But it's also not the first time Mills has thrown out the possibility of giving it away, only to come back for another crack at it.

It's just that this year everything has fallen into place so well, as the team became the first team to go undefeated and win the title, that it would seem fitting if it ended here.

It sure is a long way from the first Saints' first season.

"I remember thinking about in '83 when we first went into the league we had 15 losses in a row and things weren't looking that good. I remember people taking the mickey out of us and I remember saying to myself one day we'll beat everyone, we'll win the whole thing undefeated. 

"It brought a tear to my eye when I really thought about it, after 35 years we've achieved that. Personally it was a monumental thing."
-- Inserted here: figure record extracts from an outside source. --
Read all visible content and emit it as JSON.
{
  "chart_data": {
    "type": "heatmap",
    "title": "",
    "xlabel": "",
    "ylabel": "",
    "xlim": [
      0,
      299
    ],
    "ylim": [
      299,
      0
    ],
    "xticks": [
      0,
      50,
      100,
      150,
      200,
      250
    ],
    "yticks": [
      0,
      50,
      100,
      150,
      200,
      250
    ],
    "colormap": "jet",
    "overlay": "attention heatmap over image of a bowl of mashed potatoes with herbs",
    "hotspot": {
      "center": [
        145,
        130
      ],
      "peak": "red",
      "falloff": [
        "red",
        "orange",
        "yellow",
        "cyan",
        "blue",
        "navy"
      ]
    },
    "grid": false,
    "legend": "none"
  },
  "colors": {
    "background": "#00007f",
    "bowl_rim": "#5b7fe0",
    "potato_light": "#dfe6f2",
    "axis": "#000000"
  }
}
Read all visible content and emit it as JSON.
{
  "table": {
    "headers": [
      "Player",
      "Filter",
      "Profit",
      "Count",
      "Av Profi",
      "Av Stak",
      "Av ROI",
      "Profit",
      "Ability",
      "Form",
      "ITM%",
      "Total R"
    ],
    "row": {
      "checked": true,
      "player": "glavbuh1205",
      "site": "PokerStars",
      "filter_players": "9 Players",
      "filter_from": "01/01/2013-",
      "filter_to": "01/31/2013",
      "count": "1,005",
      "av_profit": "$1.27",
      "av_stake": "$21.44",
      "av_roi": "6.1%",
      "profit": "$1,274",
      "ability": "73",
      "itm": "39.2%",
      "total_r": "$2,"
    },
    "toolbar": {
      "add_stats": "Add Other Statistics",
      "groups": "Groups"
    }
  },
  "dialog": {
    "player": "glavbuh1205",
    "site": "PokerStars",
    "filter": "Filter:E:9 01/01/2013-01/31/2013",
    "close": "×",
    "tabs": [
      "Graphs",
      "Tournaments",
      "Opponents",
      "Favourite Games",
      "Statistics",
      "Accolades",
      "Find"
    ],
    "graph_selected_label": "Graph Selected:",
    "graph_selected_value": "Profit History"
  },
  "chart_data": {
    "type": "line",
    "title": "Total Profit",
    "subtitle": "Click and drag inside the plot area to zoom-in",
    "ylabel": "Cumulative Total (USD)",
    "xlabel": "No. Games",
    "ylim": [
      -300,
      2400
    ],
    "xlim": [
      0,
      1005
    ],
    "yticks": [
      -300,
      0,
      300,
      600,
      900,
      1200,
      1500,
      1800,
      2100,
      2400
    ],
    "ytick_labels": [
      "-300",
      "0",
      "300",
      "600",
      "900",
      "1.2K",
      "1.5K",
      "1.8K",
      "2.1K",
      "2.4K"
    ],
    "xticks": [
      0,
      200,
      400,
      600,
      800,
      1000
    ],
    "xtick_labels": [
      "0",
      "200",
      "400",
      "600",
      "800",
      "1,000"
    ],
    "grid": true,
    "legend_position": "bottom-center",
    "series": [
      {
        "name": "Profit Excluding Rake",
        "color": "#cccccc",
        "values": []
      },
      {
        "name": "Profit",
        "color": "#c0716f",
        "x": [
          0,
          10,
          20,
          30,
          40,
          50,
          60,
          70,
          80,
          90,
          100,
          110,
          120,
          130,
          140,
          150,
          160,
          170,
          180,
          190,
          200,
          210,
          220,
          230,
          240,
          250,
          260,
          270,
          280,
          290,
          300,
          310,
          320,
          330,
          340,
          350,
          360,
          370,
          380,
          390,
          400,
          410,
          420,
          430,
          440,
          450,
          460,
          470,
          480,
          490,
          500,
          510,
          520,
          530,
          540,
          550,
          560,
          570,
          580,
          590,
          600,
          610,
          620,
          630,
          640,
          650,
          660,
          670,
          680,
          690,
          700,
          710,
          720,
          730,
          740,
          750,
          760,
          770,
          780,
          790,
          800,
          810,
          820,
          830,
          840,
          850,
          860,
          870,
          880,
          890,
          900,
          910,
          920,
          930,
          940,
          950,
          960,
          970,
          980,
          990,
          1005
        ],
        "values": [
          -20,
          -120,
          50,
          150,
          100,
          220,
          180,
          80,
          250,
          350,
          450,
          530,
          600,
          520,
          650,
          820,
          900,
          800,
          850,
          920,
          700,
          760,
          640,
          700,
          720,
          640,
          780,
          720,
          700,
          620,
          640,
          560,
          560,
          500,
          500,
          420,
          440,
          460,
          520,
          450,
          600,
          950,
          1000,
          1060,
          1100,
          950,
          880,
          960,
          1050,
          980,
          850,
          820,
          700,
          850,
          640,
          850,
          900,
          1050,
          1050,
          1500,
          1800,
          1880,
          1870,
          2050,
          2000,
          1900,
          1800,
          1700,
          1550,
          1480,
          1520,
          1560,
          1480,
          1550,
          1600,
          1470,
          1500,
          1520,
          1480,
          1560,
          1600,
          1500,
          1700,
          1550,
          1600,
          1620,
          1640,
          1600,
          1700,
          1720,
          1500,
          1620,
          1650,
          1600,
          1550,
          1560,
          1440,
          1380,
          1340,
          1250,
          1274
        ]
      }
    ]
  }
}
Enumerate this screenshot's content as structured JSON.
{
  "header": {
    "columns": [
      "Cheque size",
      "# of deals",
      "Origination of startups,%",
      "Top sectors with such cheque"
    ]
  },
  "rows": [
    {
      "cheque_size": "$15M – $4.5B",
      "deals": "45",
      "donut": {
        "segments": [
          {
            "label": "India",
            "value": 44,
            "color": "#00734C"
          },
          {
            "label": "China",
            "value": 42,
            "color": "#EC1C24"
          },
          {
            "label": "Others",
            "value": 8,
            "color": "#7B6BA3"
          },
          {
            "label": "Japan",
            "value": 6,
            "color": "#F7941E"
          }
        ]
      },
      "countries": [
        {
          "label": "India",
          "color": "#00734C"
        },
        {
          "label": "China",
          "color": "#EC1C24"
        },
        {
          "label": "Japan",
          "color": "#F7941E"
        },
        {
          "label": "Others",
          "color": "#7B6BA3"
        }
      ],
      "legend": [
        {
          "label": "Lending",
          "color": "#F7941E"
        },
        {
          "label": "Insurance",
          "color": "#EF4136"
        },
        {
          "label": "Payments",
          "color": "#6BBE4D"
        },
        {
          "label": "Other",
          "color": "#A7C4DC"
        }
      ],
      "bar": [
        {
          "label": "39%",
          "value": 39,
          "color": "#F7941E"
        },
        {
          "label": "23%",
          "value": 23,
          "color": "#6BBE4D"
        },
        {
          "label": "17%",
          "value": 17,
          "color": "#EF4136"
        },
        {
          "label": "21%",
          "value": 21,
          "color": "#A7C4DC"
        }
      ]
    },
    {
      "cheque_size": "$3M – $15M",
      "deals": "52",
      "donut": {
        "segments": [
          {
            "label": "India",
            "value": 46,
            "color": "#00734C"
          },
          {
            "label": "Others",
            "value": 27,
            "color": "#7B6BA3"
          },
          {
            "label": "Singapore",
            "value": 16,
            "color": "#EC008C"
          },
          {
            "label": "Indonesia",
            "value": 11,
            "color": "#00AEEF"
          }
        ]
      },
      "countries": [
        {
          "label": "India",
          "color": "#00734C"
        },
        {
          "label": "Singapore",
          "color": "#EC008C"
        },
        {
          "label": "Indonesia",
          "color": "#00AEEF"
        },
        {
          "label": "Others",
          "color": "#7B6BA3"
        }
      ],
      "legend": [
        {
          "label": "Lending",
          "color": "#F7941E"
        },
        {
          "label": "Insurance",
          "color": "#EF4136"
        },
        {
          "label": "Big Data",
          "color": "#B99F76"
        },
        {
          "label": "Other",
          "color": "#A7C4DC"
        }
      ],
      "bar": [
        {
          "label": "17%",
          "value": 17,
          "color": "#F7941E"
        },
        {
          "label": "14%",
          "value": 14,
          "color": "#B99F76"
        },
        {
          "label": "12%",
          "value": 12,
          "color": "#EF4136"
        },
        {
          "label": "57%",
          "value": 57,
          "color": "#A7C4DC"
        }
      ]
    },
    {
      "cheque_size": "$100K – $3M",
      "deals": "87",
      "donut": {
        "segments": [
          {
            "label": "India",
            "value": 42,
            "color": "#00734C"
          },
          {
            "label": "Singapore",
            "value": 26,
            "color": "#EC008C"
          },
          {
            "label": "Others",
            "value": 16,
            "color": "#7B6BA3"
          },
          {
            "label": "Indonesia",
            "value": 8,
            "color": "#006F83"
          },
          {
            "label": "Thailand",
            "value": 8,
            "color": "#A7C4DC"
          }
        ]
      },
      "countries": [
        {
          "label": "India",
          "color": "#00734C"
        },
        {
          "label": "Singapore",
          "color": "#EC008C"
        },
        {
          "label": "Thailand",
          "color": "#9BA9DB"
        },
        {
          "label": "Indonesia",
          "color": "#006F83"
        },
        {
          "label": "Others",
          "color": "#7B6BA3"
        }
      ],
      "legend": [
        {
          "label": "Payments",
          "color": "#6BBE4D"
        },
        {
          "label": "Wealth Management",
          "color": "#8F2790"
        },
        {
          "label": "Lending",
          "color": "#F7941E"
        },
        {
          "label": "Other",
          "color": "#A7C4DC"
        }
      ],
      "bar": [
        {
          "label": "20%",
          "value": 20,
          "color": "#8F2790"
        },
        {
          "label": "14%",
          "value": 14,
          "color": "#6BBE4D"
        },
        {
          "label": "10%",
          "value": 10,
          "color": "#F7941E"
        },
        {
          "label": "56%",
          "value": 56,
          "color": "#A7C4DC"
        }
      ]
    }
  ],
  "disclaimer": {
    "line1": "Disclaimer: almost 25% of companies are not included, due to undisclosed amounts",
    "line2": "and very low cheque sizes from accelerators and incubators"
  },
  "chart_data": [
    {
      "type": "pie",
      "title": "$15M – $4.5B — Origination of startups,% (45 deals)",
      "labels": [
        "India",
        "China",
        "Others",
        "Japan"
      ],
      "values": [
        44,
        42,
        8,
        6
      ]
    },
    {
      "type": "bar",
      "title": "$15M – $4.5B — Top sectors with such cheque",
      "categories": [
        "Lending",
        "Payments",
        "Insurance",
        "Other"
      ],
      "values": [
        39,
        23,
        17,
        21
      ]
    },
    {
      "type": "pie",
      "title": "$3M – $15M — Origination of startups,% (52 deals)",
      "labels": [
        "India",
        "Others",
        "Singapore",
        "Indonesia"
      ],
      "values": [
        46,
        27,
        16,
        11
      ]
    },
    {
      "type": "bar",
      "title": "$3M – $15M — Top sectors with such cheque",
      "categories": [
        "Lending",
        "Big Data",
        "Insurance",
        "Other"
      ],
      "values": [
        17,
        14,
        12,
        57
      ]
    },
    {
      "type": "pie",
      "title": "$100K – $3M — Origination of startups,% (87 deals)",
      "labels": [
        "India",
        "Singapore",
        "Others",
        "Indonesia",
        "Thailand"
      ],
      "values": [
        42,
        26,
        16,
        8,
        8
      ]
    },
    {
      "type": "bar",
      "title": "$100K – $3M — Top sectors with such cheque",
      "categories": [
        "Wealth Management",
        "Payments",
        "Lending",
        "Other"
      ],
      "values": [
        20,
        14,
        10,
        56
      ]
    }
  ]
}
As Saturday's final - which the Saints won 108-75 against the Southland Sharks - came to a close, Mills couldn't help but take it all in.

"I was looking at Nick and seeing the joy on his face and thinking to myself how lucky a person I am to have my two sons and my wife sitting around all watching the game. [Long-time chairman] Justin Toebes was still there and watching with his wife and we're making history and we're all there together, the people that mattered. That was special."

If this is goodbye for Mills, then he's earned every accolade coming his way.

While some might not have agreed with his style over the years, his team's have always set the standard in the NBL and to do that for such a long period of time is a credit to the man.